Once an arrangement is registered, you can access it from the registry, as the driver script does in line 26. There will be a generated wrapper which is responsible for calling the relevant methods of the case to initialize and run the case itself.
The driving script import a package named tolkien, and it is the place which you should put your definition of simulation case classes and solver in. It usually has a structure similar to:
Also, there is usually code written in FORTRAN to serve as the kernel of the solver classes in the module tolkien.solver. You can use SCons to build the FORTRAN code into a dynamically-linked library and load it by the aid of solvcon.dependency.
To organize a simulation code in this way gives us very high flexibility to manage the simulation code. You can reuse all the code in your simulation package (in the previous case, it’s tolkien). Since the driving script is a Python script, you have full control over it to do anything. If you really want a traditional input file, nothing stops you.

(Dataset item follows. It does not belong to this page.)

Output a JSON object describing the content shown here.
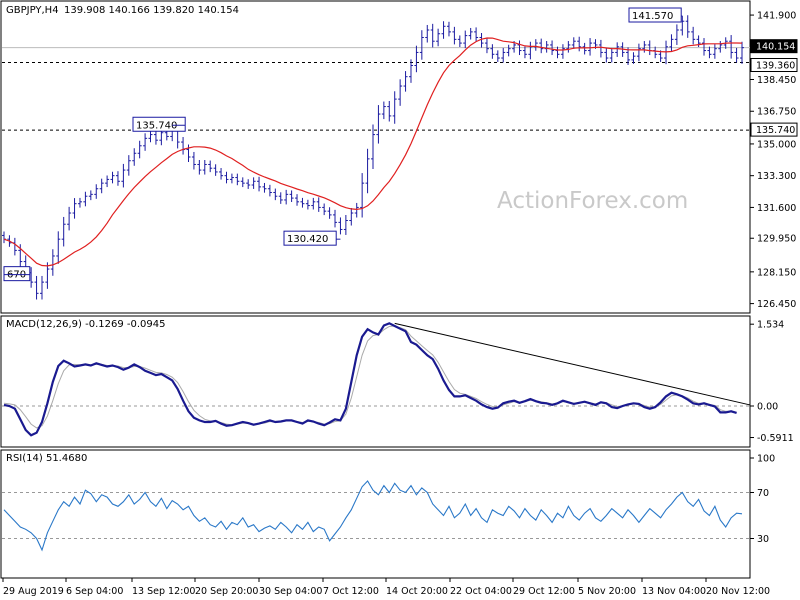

You can use the way how solvcon is structured to organize your simulation code. It makes good sense since you are using SOLVCON. However, it’s also OK for you to take other way to organize your code. The only thing you need to do is to make use of SOLVCON.
No matter how you use SOLVCON, it would save you from a lot of coding for the features it provides.
Although SOLVCON is convenient, it does impose limitation to how you can write your code. The entry point has to be a Python script. Sometimes it’s cumbersome, but usually there are workarounds. SOLVCON would be a good tool, but it’s not a free lunch.